Token Generation Speed Analysis
Impact of Memory Bandwidth on Token Generation
- Higher memory bandwidth may correlate with faster token generation speeds. Initial tests show similar time-to-first-token results for both M4 Max and M5 Max but differing tokens per second rates (79.1 vs. 88.49).
MLX Framework Utilization
- Apple's MLX framework optimizes machine learning model performance on Apple Silicon devices. LM Studio supports GGUF models running on Llama CPP as well.
Comparative Analysis of Model Performance
Testing Larger Models
- A larger model (GPTOSS 12B with 120 billion parameters) was tested using a software engineering prompt focused on scalable web application architecture design.
GPU Usage During Processing
- GPU usage varied significantly among models: while the M3 Ultra reached full capacity (100%), the other two machines hovered around 75%-79%.
Power Consumption Insights
Power Usage During Operations
- Both the M4 Max and M5 Max consumed about 130 watts during testing; however, spikes were noted with the M5 Max reaching up to 154 watts under load conditions.
Token Generation Rates Across Models
- Token generation rates showed slight differences: 61 tokens/sec for the M4 Max, slightly higher at 65 tokens/sec for the M5 Max, while the M3 Ultra achieved a better rate of 82 tokens/sec despite expectations based on higher memory bandwidth.

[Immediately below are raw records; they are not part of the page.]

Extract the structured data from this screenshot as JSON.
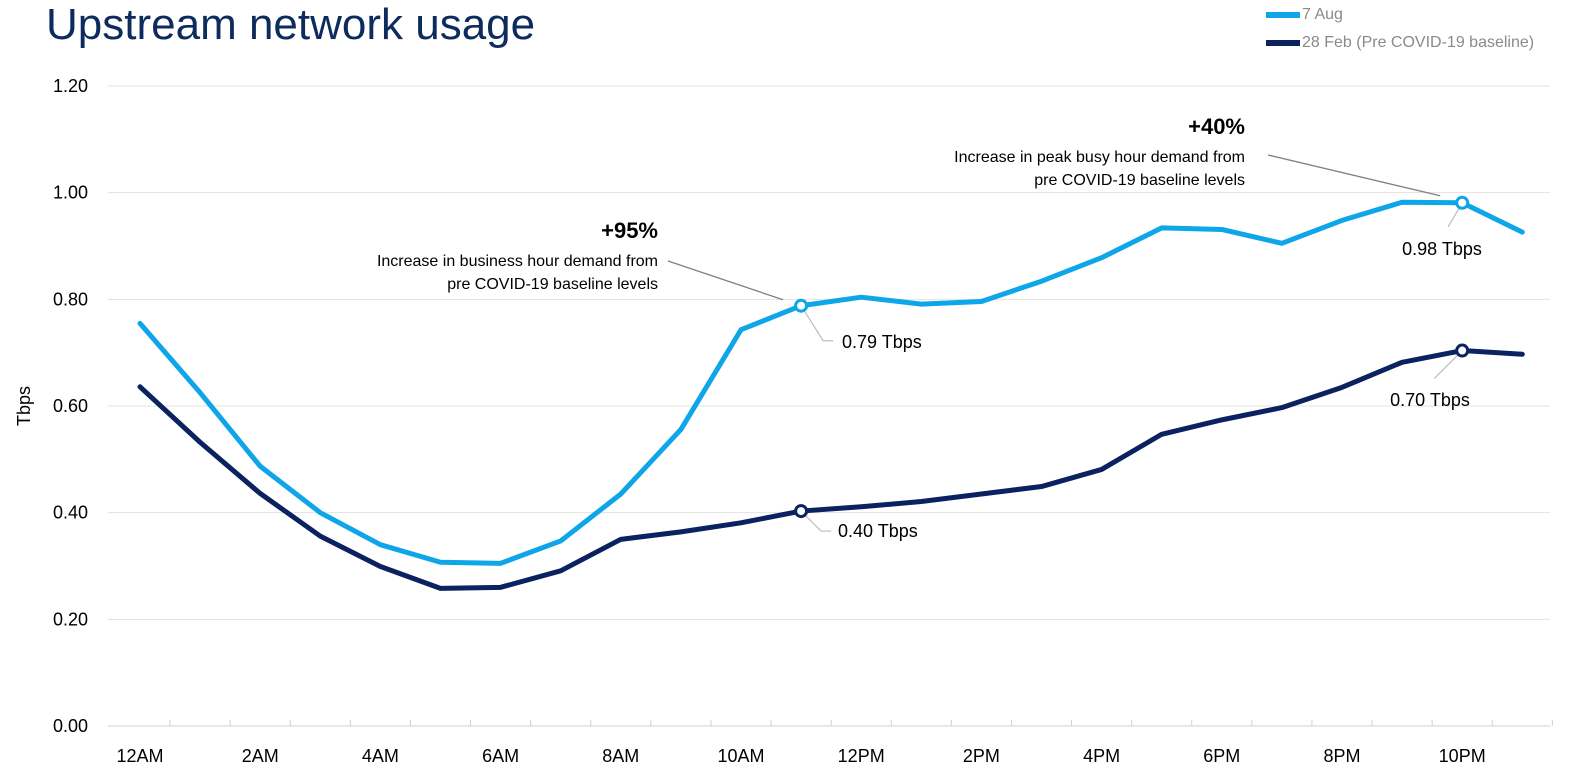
{
  "chart_data": {
    "type": "line",
    "title": "Upstream network usage",
    "ylabel": "Tbps",
    "xlabel": "",
    "ylim": [
      0,
      1.2
    ],
    "yticks": [
      "0.00",
      "0.20",
      "0.40",
      "0.60",
      "0.80",
      "1.00",
      "1.20"
    ],
    "x": [
      "12AM",
      "1AM",
      "2AM",
      "3AM",
      "4AM",
      "5AM",
      "6AM",
      "7AM",
      "8AM",
      "9AM",
      "10AM",
      "11AM",
      "12PM",
      "1PM",
      "2PM",
      "3PM",
      "4PM",
      "5PM",
      "6PM",
      "7PM",
      "8PM",
      "9PM",
      "10PM",
      "11PM"
    ],
    "xtick_labels": [
      "12AM",
      "2AM",
      "4AM",
      "6AM",
      "8AM",
      "10AM",
      "12PM",
      "2PM",
      "4PM",
      "6PM",
      "8PM",
      "10PM"
    ],
    "grid": true,
    "legend_position": "top-right",
    "series": [
      {
        "name": "7 Aug",
        "color": "#0ea5e9",
        "values": [
          0.755,
          0.625,
          0.487,
          0.4,
          0.34,
          0.307,
          0.305,
          0.347,
          0.435,
          0.556,
          0.743,
          0.788,
          0.804,
          0.791,
          0.796,
          0.834,
          0.878,
          0.934,
          0.931,
          0.905,
          0.948,
          0.982,
          0.981,
          0.926
        ]
      },
      {
        "name": "28 Feb (Pre COVID-19 baseline)",
        "color": "#0b2260",
        "values": [
          0.636,
          0.532,
          0.436,
          0.356,
          0.299,
          0.258,
          0.26,
          0.291,
          0.35,
          0.364,
          0.381,
          0.403,
          0.411,
          0.421,
          0.435,
          0.449,
          0.481,
          0.547,
          0.574,
          0.597,
          0.635,
          0.682,
          0.704,
          0.697
        ]
      }
    ],
    "annotations": [
      {
        "big": "+95%",
        "line1": "Increase in business hour demand from",
        "line2": "pre COVID-19 baseline levels",
        "x_index": 11,
        "series": 0
      },
      {
        "big": "+40%",
        "line1": "Increase in peak busy hour demand from",
        "line2": "pre COVID-19 baseline levels",
        "x_index": 22,
        "series": 0
      }
    ],
    "point_labels": [
      {
        "text": "0.79 Tbps",
        "x_index": 11,
        "series": 0
      },
      {
        "text": "0.40 Tbps",
        "x_index": 11,
        "series": 1
      },
      {
        "text": "0.98 Tbps",
        "x_index": 22,
        "series": 0
      },
      {
        "text": "0.70 Tbps",
        "x_index": 22,
        "series": 1
      }
    ]
  }
}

Performance Insights on Apple's M5 Max
Overview of Quantization and Prompt Processing
- The discussion begins with a focus on a small model utilizing quantization, specifically Q4 (integer 4), which is expected to reveal significant information.
- The speaker emphasizes the importance of prompt processing (PP), the initial stage that heavily relies on computational power.
Performance Metrics of Apple’s M4 and M5 Max
- The M4 Max achieves a prompt processing speed of 1,855 tokens per second, while the M5 Max significantly improves this to 4,468 tokens per second—almost a fourfold increase.
- In comparison, the previous generation, M3 Ultra, recorded a speed of 2,959 tokens per second; thus, the M5 Max outperforms it in prompt processing capabilities.
Anticipation for Future Developments
- The speaker expresses excitement about potential advancements with the upcoming M5 Ultra model based on these performance metrics.
- Viewers are encouraged to engage by liking the video and sharing their thoughts on what they would like to see tested next.